Glutamine ameliorates lipopolysaccharide-induced cardiac dysfunction by regulating the toll-like receptor 4/mitogen-activated protein kinase/nuclear factor-kB signaling pathway

Wen-Bin Zhang; Hai-Yue Zhang; Qian Zhang; Fang-Zhou Jiao; Hong Zhang; Lu-Wen Wang; Zuo-Jiong Gong

doi:10.3892/etm.2017.5324

Glutamine ameliorates lipopolysaccharide-induced cardiac dysfunction by regulating the toll-like receptor 4/mitogen-activated protein kinase/nuclear factor-kB signaling pathway

Exp Ther Med. 2017 Dec;14(6):5825-5832. doi: 10.3892/etm.2017.5324. Epub 2017 Oct 17.

Authors

Wen-Bin Zhang¹, Hai-Yue Zhang¹, Qian Zhang¹, Fang-Zhou Jiao¹, Hong Zhang², Lu-Wen Wang¹, Zuo-Jiong Gong¹

Affiliations

¹ Department of Infectious Diseases, Renmin Hospital of Wuhan University, Wuhan, Hubei 430060, P.R. China.
² Department of Pharmacy, Renmin Hospital of Wuhan University, Wuhan, Hubei 430060, P.R. China.

Abstract

The inflammatory response of sepsis induced by lipopolysaccharide (LPS) may result in irreversible cardiac dysfunction.

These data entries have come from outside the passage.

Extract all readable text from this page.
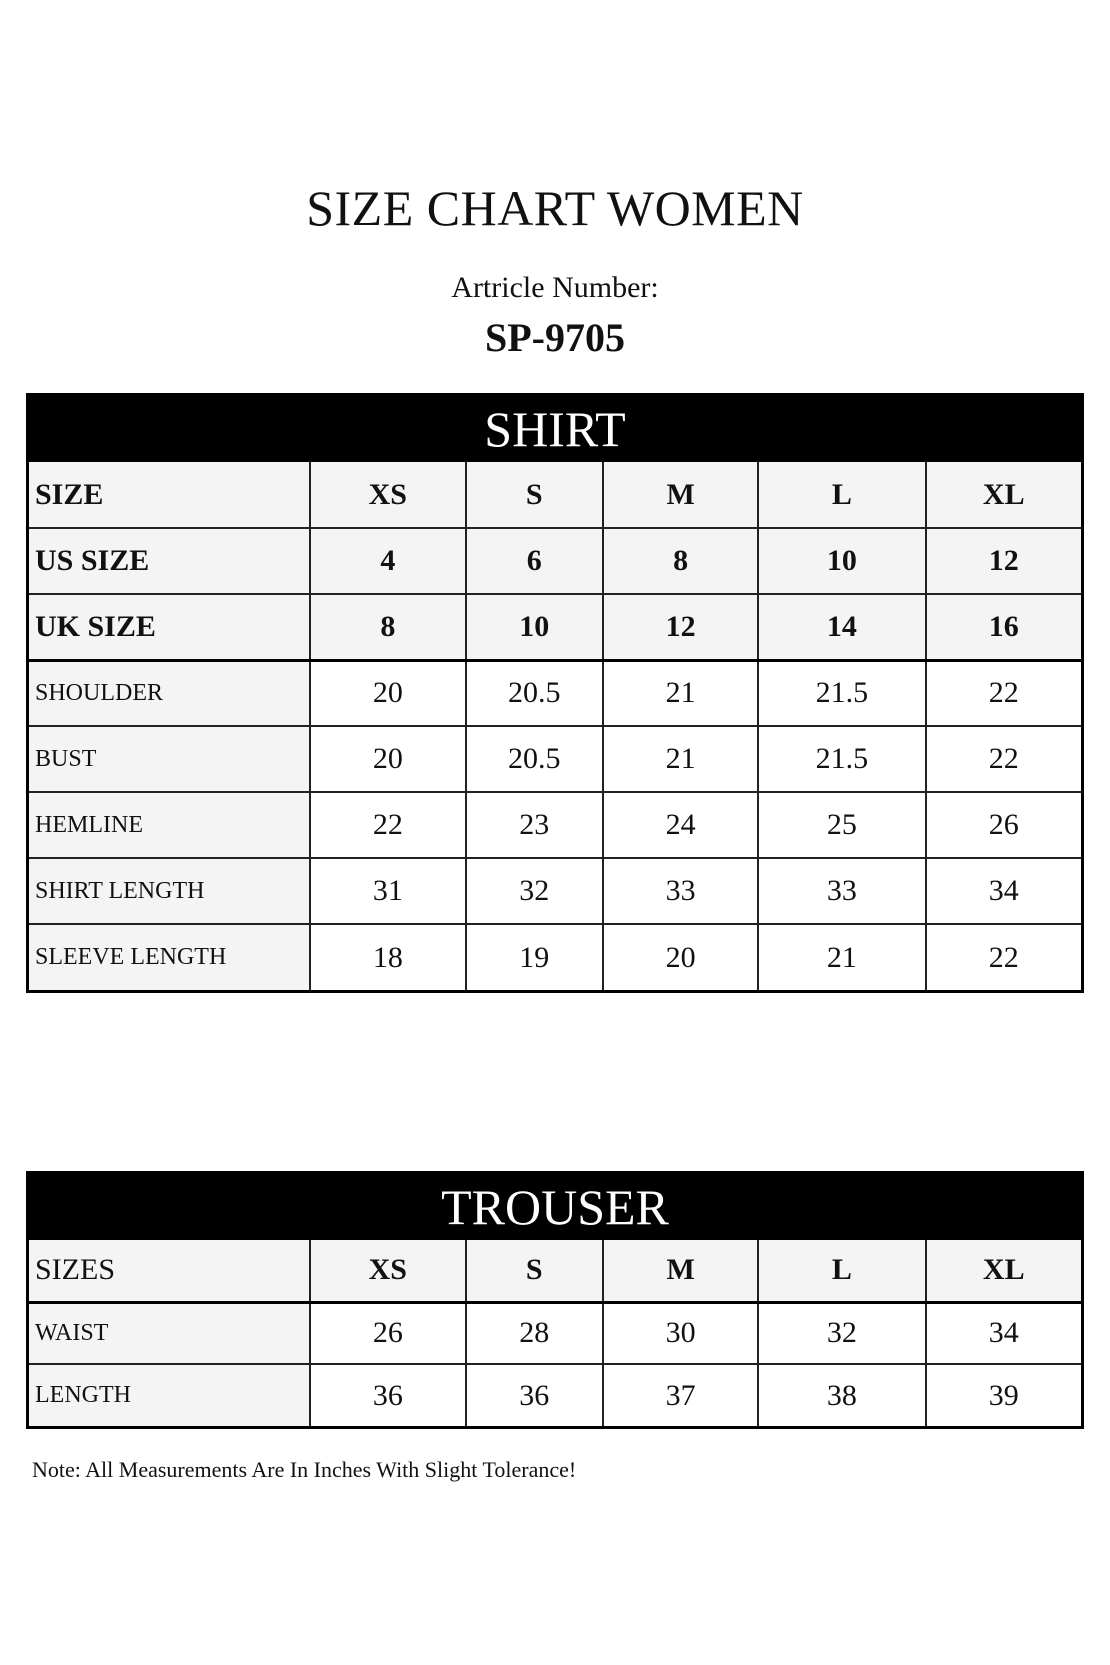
SIZE CHART WOMEN
Artricle Number:
SP-9705
SHIRT
SIZE	XS	S	M	L	XL
US SIZE	4	6	8	10	12
UK SIZE	8	10	12	14	16
SHOULDER	20	20.5	21	21.5	22
BUST	20	20.5	21	21.5	22
HEMLINE	22	23	24	25	26
SHIRT LENGTH	31	32	33	33	34
SLEEVE LENGTH	18	19	20	21	22
TROUSER
SIZES	XS	S	M	L	XL
WAIST	26	28	30	32	34
LENGTH	36	36	37	38	39
Note: All Measurements Are In Inches With Slight Tolerance!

Glutamine (GLN) has a multitude of pharmacological effects, including anti-inflammatory abilities. Previous studies have reported that GLN attenuated LPS-induced acute lung injury and intestinal mucosal injury. The present study investigated whether GLN exerts potential protective effects on LPS-induced cardiac dysfunction. Male Sprague-Dawley rats were divided into three groups (15 rats per group), including the control (saline-treated), LPS and LPS+GLN groups. Pretreatment with 1 g/kg GLN was provided via gavage for 5 days in the LPS+GLN group, while the control and LPS groups received the same volume of normal saline. On day 6, a cardiac dysfunction model was induced by administration of LPS (10 mg/kg). After 24 h, the cardiac functions of the rats that survived were detected by echocardiography and catheter-based measurements. The serum levels of tumor necrosis factor α (TNF-α), interleukin (IL)-1β and IL-6 were detected by enzyme-linked immunosorbent assay, while the mRNA levels of toll-like receptor (TLR)4, TNF-α, IL-1β and IL-6 were examined by reverse transcription-quantitative polymerase chain reaction. The protein expression of TLR4, mitogen-activated protein kinase (MAPK) and nuclear factor-κB (NF-κB) were also determined by western blot analysis. The results of echocardiography and catheter-based measurements revealed that GLN treatment attenuated cardiac dysfunction. GLN treatment also attenuated the serum and mRNA levels of the pro-inflammatory cytokines. In addition, the protein levels of TLR4, phosphorylated (p-)extracellular signal-regulated kinase, p-c-Jun N-terminal kinase and p-P38 were reduced upon GLN pretreatment. Furthermore, GLN pretreatment resulted in decreased activation of the NF-κB signaling pathway. In conclusion, GLN has a potential therapeutic effect in the protection against cardiac dysfunction mediated by sepsis through regulating the TLR4/MAPK/NF-κB signaling pathway.

Keywords: Toll-like receptor 4; cardiac dysfunction; glutamine; lipopolysaccharide.